Florida Attorney General James Uthmeier announced on Tuesday, April 21, that the Office of Statewide Prosecution has launched a criminal investigation into the role OpenAI and the company’s artificial intelligence tool, ChatGPT, played in last year’s deadly Florida State University shooting.
“Florida is leading the way in cracking down on AI’s use in criminal behavior, and if ChatGPT were a person, it would be facing charges for murder,” said Uthmeier. “This criminal investigation will determine whether OpenAI bears criminal responsibility for ChatGPT’s actions in the shooting at Florida State University last year.”
ChatGPT: Aiding and Abetting?
According to Uthmeier, ChatGPT “offered significant advice” to gunman Phoenix Ikner before he opened fire on FSU’s campus in April 2025, killing two and injuring six. Authorities reviewed several exchanges between Ikner and the chatbot, including one in which the suspect requested information on ammunition and how a firearm will perform at short range.
Florida law states that anyone who aids, abets, or counsels any criminal offense against the state “is a principal in the first degree and may be charged, convicted, and punished as such, whether he or she is or is not actually or constructively present at the commission of such offense.”
“My prosecutors have looked at this, and they’ve told me if it was a person on the other end of the screen, we would be charging them with murder,” Uthmeier told reporters.

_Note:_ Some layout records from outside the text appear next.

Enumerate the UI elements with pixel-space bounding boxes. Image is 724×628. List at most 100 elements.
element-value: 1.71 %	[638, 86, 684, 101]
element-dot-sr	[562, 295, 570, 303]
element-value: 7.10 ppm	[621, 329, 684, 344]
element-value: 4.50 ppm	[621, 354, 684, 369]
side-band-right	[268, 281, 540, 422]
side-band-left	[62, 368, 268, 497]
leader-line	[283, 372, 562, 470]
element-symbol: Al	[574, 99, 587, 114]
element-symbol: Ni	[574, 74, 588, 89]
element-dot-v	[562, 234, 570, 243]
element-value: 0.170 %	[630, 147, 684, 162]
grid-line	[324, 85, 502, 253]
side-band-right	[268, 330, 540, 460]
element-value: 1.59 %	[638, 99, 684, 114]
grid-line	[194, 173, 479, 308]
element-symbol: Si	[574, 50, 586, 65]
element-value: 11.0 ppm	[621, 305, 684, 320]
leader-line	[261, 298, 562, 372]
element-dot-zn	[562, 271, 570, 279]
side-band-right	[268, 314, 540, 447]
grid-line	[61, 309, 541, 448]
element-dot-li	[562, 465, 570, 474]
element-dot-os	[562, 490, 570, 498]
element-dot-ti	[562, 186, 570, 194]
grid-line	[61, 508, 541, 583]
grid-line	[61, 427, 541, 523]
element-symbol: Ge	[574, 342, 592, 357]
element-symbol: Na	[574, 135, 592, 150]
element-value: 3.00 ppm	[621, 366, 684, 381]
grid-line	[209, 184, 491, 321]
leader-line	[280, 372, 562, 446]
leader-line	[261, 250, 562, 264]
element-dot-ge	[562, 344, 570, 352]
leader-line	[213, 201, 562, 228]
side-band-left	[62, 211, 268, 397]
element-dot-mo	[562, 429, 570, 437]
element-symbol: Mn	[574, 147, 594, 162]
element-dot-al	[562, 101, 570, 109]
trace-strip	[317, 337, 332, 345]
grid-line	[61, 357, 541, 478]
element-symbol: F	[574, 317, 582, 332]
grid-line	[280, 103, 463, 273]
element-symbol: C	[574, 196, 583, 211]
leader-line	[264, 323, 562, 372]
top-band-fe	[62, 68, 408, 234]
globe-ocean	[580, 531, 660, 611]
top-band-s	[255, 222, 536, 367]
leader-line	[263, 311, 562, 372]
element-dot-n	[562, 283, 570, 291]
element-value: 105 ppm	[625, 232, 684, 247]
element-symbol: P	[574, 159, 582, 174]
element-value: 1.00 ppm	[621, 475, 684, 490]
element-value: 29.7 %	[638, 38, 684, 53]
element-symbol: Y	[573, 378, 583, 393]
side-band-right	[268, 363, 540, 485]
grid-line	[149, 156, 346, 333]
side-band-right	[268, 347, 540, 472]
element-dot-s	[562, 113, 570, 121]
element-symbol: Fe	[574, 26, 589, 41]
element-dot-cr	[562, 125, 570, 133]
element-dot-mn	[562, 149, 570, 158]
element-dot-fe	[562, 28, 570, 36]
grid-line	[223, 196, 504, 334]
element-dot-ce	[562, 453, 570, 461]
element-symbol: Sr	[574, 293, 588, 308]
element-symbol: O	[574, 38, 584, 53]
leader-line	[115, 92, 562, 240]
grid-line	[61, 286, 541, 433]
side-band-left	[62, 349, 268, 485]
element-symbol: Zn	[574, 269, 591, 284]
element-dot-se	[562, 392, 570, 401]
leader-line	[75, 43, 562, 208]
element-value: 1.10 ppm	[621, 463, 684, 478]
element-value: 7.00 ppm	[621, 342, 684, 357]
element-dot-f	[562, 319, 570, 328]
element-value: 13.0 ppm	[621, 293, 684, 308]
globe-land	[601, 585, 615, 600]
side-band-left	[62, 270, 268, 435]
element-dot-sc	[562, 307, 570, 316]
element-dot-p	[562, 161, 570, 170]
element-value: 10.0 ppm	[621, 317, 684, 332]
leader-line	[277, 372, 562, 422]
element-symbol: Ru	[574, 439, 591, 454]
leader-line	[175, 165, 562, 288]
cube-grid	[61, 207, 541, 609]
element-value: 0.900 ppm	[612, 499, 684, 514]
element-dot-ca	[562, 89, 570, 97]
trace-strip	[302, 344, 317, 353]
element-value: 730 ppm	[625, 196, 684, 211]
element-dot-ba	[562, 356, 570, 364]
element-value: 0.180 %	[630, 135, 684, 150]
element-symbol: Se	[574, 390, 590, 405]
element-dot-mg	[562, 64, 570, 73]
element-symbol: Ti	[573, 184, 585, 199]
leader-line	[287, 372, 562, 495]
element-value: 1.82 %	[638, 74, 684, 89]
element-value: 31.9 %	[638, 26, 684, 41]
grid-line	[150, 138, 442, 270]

His office issued subpoenas to OpenAI to obtain information on the company’s internal policies and training materials, specifically relating to user threats of harm and cooperation with law enforcement. Authorities are also seeking a list of executives, directors, department heads, and senior managers of OpenAI, and all employees of ChatGPT.
The announcement comes just weeks after Uthmeier revealed a civil investigation into OpenAI over the FSU shooting, teen suicide, and child exploitative material. The civil probe will continue, he noted.

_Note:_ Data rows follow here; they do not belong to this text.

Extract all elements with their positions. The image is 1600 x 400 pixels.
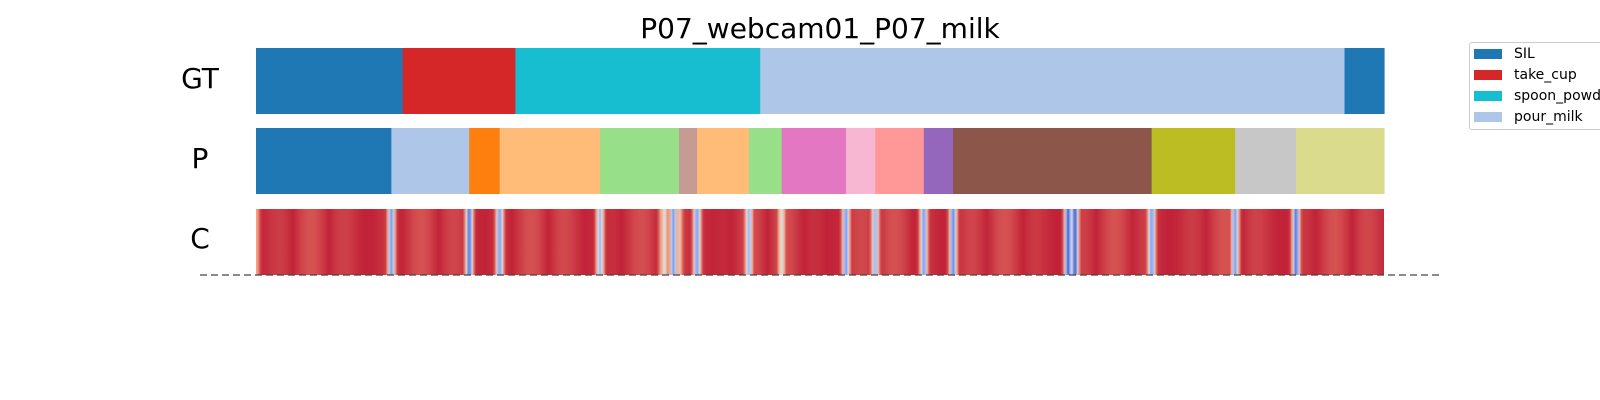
- segment: [923, 128, 954, 194]
- legend: SIL take_cup spoon_powd pour_milk: [1469, 42, 1600, 130]
- legend-label: pour_milk: [1514, 109, 1583, 125]
- confidence-row-bar: [256, 209, 1384, 275]
- prediction-row-bar: [256, 128, 1385, 194]
- legend-swatch: [1474, 49, 1502, 59]
- row-label-c: C: [190, 222, 210, 255]
- row-label-p: P: [191, 142, 209, 175]
- segment: [499, 128, 601, 194]
- legend-swatch: [1474, 70, 1502, 80]
- segment: [469, 128, 501, 194]
- segment-take-cup: [402, 48, 517, 114]
- legend-swatch: [1474, 91, 1502, 101]
- segment: [845, 128, 876, 194]
- segment: [679, 128, 698, 194]
- segment: [875, 128, 925, 194]
- segment: [781, 128, 847, 194]
- segment-SIL: [256, 128, 392, 194]
- segment-spoon-powder: [515, 48, 761, 114]
- segment: [1296, 128, 1385, 194]
- legend-item: take_cup: [1474, 65, 1577, 85]
- segment: [1235, 128, 1297, 194]
- legend-item: SIL: [1474, 44, 1535, 64]
- segment: [697, 128, 750, 194]
- chart-title: P07_webcam01_P07_milk: [640, 12, 1000, 45]
- segment-SIL: [1344, 48, 1385, 114]
- gt-row-bar: [256, 48, 1385, 114]
- segment-pour-milk: [760, 48, 1346, 114]
- segment-SIL: [256, 48, 404, 114]
- legend-item: spoon_powd: [1474, 86, 1600, 106]
- segment: [1151, 128, 1236, 194]
- row-label-gt: GT: [181, 62, 219, 95]
- legend-label: take_cup: [1514, 67, 1577, 83]
- segment: [953, 128, 1153, 194]
- legend-item: pour_milk: [1474, 107, 1583, 127]
- segment: [391, 128, 470, 194]
- legend-label: SIL: [1514, 46, 1535, 62]
- legend-label: spoon_powd: [1514, 88, 1600, 104]
- segment: [600, 128, 680, 194]
- segment: [748, 128, 783, 194]
- legend-swatch: [1474, 112, 1502, 122]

"We are going to look at who knew what, designed what, or should have done what," Uthmeier said. "And if it is clear that individuals knew that this type of dangerous behavior might take place, that these types of unfortunate, tragic events might take place, and nevertheless still turned to profit, still allowed this business to operate, then people need to be held accountable."
OpenAI Responds
OpenAI said in a statement that neither the company nor its AI chatbot is responsible for the deadly shooting:
“Last year’s mass shooting at Florida State University was a tragedy, but ChatGPT is not responsible for this terrible crime. In this case, ChatGPT provided factual responses to questions with information that could be found broadly across public sources on the internet, and it did not encourage or promote illegal or harmful activity.”
Earlier this year, in a letter to Canadian officials, OpenAI said it has “taken steps to strengthen our safeguards and made changes to our law enforcement referral protocol for cases involving violent activities” after an alleged shooter asked ChatGPT about a variety of gun violence scenarios before killing eight and injuring dozens in British Columbia. OpenAI also vowed to train its AI models to “respond appropriately when users are in distress or pursuing prohibited behavior, with an emphasis on de-escalation and user safety.”
Speaking with reporters, Uthmeier acknowledged that his decision to pursue a criminal investigation of a company is atypical, but he maintained that it’s justified: “We recognize here with OpenAI we’re venturing into uncharted territory, but we need to know whether or not OpenAI has criminal liability.”